The algorithm for sink instruction can be made more efficient
by having a worklist in reverse-DFSIn number and update after each sink.
The data structure to handle that may be inefficient but I'm not sure.

Remove VNs already handled to reduce redundant lookups.

Make MaxSinkChainLength a flag.

Remove unused variable and use function for updating local stats.

hiraditya updated this revision to Diff 226789.Oct 28 2019, 5:30 PM

Add testcase for sinking

hiraditya edited the summary of this revision. (Show Details)Oct 28 2019, 9:44 PM
hiraditya edited the summary of this revision. (Show Details)Oct 28 2019, 9:47 PM
hiraditya edited the summary of this revision. (Show Details)
lkail added a comment.Oct 29 2019, 2:24 AM

Hi @hiraditya , thanks for your work. I want to test your patch on PowerPC, however current patch seems unable to be applied to current master branch.

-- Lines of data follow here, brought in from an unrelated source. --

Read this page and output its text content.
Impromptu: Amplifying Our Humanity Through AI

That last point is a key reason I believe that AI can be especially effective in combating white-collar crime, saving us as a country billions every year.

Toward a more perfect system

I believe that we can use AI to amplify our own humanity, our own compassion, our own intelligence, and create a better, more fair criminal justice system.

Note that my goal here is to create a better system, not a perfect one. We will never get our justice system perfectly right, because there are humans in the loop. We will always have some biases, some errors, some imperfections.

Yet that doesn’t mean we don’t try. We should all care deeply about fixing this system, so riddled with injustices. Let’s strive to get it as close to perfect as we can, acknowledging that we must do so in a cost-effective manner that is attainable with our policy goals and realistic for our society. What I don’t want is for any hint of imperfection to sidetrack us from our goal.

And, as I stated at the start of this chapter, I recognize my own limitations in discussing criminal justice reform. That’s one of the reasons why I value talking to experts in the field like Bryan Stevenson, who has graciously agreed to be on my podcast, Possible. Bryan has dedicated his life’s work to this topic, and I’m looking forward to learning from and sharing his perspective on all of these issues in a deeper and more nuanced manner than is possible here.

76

fhahn added a subscriber: fhahn.Oct 29 2019, 6:37 AM

Two high level comments after a quick glance

  1. gnv-sink & gvn-hoist are still disabled by default AFAIK and there are still a few known bugs that need to be addressed (https://bugs.llvm.org/buglist.cgi?quicksearch=gvn-hoist, https://bugs.llvm.org/buglist.cgi?quicksearch=gvn-sink). It would be good to guard this change by a new flag that's off by default, otherwise it might hinder work towards weeding out the existing bugs.
  2. Do you think you would be able to use the MergeSet implementation from D57123 (I will rebase the patches ASAP)? Separating out the MergeSet changes should reduce the diff a bit, making reviewing it easier.

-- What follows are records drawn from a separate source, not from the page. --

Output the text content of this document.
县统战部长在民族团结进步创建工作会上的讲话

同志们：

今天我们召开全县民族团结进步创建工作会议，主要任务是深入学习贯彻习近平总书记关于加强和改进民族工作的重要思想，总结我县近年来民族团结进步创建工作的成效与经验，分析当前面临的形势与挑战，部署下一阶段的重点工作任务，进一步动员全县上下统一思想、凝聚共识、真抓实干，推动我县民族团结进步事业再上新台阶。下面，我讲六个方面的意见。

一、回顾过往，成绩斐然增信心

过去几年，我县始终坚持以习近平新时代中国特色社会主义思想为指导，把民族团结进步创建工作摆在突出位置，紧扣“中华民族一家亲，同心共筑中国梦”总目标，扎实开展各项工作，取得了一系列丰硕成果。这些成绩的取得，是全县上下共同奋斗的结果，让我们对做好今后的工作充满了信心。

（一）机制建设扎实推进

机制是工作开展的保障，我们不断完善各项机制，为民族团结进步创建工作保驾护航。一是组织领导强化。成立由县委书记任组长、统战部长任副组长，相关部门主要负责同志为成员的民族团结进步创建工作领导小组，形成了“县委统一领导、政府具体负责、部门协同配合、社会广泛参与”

Hi @hiraditya , thanks for your work. I want to test your patch on PowerPC, however current patch seems unable to be applied to current master branch.

I'll rebase to master in coming days. Thanks!

Two high level comments after a quick glance

  1. gnv-sink & gvn-hoist are still disabled by default AFAIK and there are still a few known bugs that need to be addressed (https://bugs.llvm.org/buglist.cgi?quicksearch=gvn-hoist, https://bugs.llvm.org/buglist.cgi?quicksearch=gvn-sink). It would be good to guard this change by a new flag that's off by default, otherwise it might hinder work towards weeding out the existing bugs.

Thanks for the link, I'll look at the bugs and try to fix relevant ones

  1. Do you think you would be able to use the MergeSet implementation from D57123 (I will rebase the patches ASAP)? Separating out the MergeSet changes should reduce the diff a bit, making reviewing it easier.

Sure, that would help simplify the code here. I haven't looked at the implementation (D57123) in detail but I'll follow up after it is rebased.

GVNHoist was recently reverted maily due to big regressions:
http://lists.llvm.org/pipermail/llvm-commits/Week-of-Mon-20181001/591519.html

Thanks for the link, i'll see if we can tune this pass based on the benchmarks posted there. This optimization does have cost model that would reduce register pressure so it shouldn't be worse compared to the current GVNHoist.

hiraditya edited the summary of this revision. (Show Details)Oct 29 2019, 1:44 PM
hiraditya edited the summary of this revision. (Show Details)Oct 30 2019, 10:01 AM
hiraditya updated this revision to Diff 227372.Oct 31 2019, 4:32 PM

Rebase against master.